La desinformación, las falsedades, los rumores, la propaganda están a la orden del día con relación a esos ataques. Resalta la arrogancia, el desparpajo y la falta de pudor de muchos de los medios que cubren la zona de guerra, resalta también que se les ha invitado a mentir y se ha reconocido la oferta de comprar periodistas y comunicadores.
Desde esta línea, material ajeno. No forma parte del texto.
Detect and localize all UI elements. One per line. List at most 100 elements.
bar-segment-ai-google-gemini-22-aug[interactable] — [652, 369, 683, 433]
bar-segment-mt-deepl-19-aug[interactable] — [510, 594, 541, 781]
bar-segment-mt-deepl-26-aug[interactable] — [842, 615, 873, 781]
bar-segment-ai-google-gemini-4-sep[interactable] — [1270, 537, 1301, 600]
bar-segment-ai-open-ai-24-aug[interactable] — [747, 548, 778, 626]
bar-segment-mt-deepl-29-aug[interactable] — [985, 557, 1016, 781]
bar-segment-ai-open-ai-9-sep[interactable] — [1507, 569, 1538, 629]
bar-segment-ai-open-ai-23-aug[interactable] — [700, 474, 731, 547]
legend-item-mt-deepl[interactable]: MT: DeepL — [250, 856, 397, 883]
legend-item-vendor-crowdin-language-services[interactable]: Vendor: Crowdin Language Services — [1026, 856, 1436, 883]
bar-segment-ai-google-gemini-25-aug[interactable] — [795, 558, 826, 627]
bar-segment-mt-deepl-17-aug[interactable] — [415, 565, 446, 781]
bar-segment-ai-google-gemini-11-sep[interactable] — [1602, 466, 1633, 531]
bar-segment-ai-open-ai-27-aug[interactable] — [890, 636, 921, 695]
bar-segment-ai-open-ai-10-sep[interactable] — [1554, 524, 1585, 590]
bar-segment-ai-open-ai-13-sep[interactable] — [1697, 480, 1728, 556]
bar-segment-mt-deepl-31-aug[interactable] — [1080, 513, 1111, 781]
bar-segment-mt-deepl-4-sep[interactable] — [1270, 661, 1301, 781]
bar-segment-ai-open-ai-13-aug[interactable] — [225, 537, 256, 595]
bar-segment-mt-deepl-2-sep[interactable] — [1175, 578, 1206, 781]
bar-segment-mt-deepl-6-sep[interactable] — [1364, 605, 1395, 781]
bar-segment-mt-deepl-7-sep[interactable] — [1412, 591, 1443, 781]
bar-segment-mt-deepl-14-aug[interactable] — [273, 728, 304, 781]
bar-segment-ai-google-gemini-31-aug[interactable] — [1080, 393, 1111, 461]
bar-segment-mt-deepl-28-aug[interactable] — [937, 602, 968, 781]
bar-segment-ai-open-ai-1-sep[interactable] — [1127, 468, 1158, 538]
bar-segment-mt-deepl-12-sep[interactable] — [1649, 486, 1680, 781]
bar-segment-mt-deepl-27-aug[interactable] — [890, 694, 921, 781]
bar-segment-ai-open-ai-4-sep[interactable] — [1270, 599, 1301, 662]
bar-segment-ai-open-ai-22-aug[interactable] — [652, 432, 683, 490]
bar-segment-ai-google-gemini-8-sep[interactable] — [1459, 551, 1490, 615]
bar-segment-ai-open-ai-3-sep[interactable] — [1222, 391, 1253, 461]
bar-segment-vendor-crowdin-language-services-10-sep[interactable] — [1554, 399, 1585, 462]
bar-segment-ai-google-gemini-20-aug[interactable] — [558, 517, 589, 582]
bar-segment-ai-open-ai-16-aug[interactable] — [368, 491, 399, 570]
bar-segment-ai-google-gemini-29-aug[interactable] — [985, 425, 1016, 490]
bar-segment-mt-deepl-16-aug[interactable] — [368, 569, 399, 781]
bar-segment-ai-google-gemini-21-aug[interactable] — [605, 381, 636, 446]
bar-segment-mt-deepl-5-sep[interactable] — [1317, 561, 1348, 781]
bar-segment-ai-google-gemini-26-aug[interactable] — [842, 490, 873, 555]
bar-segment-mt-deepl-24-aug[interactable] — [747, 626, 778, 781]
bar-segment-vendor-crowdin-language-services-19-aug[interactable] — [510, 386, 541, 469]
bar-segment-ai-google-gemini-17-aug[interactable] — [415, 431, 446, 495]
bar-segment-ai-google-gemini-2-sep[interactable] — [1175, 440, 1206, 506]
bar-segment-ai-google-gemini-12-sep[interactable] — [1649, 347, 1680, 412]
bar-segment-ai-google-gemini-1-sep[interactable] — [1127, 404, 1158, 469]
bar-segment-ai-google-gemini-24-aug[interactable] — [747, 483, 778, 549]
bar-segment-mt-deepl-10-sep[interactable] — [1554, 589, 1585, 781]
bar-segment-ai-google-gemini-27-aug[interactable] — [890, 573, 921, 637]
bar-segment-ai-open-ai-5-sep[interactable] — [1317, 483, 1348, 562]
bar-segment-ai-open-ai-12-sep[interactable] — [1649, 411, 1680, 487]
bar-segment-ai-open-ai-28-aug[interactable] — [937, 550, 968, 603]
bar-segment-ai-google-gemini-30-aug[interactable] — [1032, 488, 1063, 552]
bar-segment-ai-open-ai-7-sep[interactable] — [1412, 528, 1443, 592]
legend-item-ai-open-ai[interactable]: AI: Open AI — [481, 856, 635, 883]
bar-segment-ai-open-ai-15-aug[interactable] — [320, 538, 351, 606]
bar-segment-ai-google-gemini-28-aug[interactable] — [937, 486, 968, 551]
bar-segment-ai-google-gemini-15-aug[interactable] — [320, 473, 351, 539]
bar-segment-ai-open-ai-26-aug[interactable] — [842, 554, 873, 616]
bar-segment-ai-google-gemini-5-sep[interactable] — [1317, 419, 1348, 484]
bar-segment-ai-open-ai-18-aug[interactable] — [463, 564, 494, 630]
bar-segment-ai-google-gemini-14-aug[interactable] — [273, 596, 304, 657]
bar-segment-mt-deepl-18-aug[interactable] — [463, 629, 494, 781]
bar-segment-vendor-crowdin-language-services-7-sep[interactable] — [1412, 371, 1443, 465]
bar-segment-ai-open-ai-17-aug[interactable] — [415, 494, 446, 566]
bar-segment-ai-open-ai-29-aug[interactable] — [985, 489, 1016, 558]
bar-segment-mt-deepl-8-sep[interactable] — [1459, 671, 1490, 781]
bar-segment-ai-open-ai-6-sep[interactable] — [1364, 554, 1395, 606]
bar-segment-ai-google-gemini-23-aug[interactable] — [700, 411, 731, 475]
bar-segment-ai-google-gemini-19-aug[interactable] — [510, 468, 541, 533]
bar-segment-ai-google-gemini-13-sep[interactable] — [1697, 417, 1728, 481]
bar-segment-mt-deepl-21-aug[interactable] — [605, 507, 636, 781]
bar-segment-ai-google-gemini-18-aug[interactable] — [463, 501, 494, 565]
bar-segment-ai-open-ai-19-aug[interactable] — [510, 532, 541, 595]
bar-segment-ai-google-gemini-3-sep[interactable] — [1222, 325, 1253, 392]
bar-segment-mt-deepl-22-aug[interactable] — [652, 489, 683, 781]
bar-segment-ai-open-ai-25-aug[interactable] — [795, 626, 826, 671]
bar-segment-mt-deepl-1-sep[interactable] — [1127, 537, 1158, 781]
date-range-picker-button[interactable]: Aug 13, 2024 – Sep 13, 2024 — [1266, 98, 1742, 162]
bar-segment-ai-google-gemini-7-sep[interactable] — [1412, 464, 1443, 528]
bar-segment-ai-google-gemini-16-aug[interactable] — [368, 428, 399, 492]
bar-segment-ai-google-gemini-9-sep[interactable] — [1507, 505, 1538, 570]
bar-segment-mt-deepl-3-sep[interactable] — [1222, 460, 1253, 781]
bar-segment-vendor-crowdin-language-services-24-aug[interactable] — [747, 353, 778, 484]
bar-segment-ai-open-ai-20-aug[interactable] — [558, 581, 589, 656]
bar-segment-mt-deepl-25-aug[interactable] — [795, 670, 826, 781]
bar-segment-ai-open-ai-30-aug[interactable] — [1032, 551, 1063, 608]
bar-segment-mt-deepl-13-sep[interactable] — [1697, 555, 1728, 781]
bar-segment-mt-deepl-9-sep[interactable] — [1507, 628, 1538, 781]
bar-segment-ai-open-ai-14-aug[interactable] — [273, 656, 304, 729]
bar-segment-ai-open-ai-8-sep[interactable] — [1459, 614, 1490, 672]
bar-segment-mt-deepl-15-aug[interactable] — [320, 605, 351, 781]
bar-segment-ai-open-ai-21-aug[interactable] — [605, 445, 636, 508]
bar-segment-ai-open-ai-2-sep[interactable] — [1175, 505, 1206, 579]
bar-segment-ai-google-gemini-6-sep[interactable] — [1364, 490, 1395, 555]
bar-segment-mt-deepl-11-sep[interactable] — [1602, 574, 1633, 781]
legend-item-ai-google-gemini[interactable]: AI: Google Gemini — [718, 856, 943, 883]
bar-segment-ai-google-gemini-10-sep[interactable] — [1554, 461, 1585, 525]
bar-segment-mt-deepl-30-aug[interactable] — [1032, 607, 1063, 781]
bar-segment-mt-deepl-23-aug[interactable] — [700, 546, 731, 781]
En este contexto bélico que nos sacude y conmociona, donde se están conculcando elementales principios morales y jurídicos, hay que contar una baja más: el derecho fundamental a recibir una información veraz.

 

Resulta realmente bochornosa la no emisión de imágenes de las víctimas, de los destrozos en las viviendas de civiles, de los frentes de combate, del cansancio, del sufrimiento y del dolor que la guerra origina.

 

En cambio, se presentan gráficos que nos cuentan la “precisión” de las tropas, se exponen las últimas tecnologías en el “arte de matar”, se idealiza a las tropas y se presenta a expertos analistas militares -algunos tan absolutamente impresentables como el conocido coronel Oliver North, protagonista del affaire Irán-Contra que nos dan clases de táctica y estrategia sobre bonitos mapas coloreados; cuando hay bajas, en las tropas de los “vencedores”, presentan al detalle la forma en que fueron asesinados con gráficos dantescos que sirven de marco al alarde informativo para “demostrar” a la opinión pública internacional cuán salvajes son los habitantes de los territorios donde permanecen, atacan y actúan en franca invasión. Así están las cosas.

 

Lo peor y triste de todo, es que los propios medios caen en el juego de la seducción hegemónica, en el escenario de una guerra aséptica y virtual, que se asemeja a un gigantesco videojuego, salvo para quienes la padecen, claro.

 

En estos escenarios, bastaría con que el deber elemental de veracidad, al que por supuesto deben sujetarse por elemental ética todos los medios de comunicación, se cumpliese para que la guerra, por cualquier causa, quedase totalmente descalificada.

 

Pero parece que en diversos contextos sucede todo lo contrario.

 

Con mi experiencia de convivencia cerca de medios y fuentes, de algo he quedado convencido: si en el debate público se exigiera, como por ejemplo en los tribunales, “toda” la verdad y “únicamente” la verdad como condición para el reconocimiento del derecho a recibir y difundir informaciones, entonces la única garantía de seguridad jurídica sería, en definitiva… ¡el silencio!